This is a guest post by Chad Murphy (@soccermetric)
Most readers of this blog probably already know, but Simon Gleave (@SimonGleave) and Steve Lawrence (@SteveLawrence_) have been running a competition, comparing the accuracy of pre-season EPL predictions for a variety of people. The competition includes over 90 fans, prominent members of the media, and statistical modellers, and the results have really been interesting. I wanted to look at one aspect in particular: what types of predictions have been the most successful? Put another way, do statistical models beat intuition of experts?
Philip Tetlock, a Psychology Professor at the University of Pennsylvania, made news with his book Expert Political Judgment: How Good Is It? How Can We Know? In his work he tracked more than 80,000 predictions over 20 years, and found that when experts predicted various world events, they barely outperformed undergraduates and were only slightly better than random chance. The idea that the “experts” are barely able to beat smart undergraduates was fairly surprising, so I wanted to use Simon’s competition data to re-test Tetlock’s theory with the Premier League. And what better way to do it than to see if members of the media are truly experts?
Below I present a violin plot, comparing the three groups showing the correlation between the pre-season predictions and the table after Week 24. This shows the general distributions of each of the different groups, where each of the individual predictions are and where they tend to cluster. The vertical line shows the correlation between the simplest possible model and this year’s results: everything is exactly the same as last season. Even in a difficult season to predict like this one, the goal would be to improve over a simple cut and paste of last year’s table.

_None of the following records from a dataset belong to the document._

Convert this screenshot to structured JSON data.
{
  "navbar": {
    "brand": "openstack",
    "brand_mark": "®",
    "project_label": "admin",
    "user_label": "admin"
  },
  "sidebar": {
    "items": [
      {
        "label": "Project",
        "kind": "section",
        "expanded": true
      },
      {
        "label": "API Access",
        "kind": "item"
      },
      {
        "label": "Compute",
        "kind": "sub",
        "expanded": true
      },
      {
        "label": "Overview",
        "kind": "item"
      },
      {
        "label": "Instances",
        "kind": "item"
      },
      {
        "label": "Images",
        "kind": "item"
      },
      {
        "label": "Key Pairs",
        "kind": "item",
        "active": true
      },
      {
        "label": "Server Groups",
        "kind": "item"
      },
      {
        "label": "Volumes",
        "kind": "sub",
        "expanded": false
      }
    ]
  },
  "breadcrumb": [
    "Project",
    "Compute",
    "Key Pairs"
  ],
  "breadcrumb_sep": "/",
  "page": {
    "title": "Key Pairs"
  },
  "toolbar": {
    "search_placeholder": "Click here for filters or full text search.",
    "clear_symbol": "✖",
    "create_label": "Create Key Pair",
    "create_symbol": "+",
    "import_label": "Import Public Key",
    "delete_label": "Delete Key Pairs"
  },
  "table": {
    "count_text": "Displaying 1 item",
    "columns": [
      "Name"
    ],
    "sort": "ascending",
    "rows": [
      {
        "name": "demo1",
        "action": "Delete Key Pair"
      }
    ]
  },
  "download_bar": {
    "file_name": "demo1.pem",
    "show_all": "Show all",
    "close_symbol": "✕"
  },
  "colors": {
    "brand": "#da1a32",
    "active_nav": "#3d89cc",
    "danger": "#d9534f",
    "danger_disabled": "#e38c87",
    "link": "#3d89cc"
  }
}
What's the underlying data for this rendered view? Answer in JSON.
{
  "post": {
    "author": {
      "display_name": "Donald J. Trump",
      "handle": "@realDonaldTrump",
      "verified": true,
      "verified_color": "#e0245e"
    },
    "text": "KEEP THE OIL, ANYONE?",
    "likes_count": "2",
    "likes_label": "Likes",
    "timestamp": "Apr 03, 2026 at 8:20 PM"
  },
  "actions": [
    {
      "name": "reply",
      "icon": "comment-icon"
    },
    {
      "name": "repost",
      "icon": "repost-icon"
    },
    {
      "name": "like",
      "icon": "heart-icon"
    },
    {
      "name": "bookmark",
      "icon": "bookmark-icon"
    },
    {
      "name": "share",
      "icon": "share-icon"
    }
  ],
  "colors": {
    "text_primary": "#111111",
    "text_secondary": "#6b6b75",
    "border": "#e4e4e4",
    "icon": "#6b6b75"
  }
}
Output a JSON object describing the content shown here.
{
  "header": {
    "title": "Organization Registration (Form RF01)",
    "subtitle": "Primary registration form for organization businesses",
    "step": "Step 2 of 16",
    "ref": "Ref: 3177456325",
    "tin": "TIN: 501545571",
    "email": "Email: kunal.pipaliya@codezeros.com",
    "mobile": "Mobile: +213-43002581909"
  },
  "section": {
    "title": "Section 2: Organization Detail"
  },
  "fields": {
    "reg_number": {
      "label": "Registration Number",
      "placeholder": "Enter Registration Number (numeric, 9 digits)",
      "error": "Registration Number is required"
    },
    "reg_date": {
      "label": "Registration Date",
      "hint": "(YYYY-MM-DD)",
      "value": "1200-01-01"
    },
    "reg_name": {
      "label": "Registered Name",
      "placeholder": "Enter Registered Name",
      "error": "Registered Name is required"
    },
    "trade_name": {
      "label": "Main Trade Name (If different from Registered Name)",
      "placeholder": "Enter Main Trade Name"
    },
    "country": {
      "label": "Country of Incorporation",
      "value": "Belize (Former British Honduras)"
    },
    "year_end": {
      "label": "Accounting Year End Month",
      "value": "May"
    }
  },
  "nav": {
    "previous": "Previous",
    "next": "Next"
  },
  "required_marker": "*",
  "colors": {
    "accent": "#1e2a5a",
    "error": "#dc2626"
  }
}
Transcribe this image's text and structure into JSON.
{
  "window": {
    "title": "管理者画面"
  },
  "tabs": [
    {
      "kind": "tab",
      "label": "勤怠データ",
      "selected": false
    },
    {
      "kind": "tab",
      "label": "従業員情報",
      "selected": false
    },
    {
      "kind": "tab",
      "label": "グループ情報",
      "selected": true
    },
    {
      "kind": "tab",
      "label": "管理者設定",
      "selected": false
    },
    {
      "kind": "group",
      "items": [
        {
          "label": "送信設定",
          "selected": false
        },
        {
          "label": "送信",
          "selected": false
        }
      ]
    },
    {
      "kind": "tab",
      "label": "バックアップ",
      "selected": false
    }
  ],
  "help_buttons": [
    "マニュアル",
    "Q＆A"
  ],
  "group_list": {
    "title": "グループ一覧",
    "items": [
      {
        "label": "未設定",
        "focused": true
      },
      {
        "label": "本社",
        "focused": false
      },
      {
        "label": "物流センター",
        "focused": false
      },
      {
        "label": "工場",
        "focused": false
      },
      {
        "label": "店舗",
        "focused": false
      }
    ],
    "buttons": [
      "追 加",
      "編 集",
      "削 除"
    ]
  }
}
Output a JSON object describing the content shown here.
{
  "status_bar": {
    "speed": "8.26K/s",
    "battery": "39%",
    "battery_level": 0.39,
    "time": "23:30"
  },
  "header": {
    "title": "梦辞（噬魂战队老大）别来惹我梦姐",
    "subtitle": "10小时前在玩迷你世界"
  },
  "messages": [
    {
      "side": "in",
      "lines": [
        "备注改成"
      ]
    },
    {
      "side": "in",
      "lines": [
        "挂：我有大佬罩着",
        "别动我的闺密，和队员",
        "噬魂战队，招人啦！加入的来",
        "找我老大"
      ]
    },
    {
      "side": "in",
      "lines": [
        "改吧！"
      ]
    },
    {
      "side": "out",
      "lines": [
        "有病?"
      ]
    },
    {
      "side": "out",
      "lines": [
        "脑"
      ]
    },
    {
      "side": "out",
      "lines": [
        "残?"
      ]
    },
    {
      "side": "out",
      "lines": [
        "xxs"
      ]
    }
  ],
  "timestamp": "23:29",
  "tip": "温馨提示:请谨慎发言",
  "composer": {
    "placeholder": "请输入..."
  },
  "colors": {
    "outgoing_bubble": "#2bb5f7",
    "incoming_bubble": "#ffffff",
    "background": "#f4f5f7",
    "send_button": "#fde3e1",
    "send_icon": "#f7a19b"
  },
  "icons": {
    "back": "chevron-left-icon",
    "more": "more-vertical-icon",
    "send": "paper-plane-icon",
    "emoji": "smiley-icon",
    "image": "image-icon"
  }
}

It turns out that the experts are well behind the statistical modellers, and are statistically tied with fans[1. An unbalanced t-test between fans and media shows the two groups are indistinguishable statistically, while modelers score significantly higher than both groups at p < 0.05]. This is despite the fact that the very worst individual predictions are all from statistical models.
Additionally, the plot shows that only 27 people made predictions that are currently an improvement on “everything is the same as last year.” Of the 27 predictions beating the simple model, 24 were statistical models, 2 were fans, and only 1 was a member of the media. The moral of the story is this: the experts are well behind the statistical modellers in this unpredictable season: if you want to predict the future, rely on analytics rather than intuition.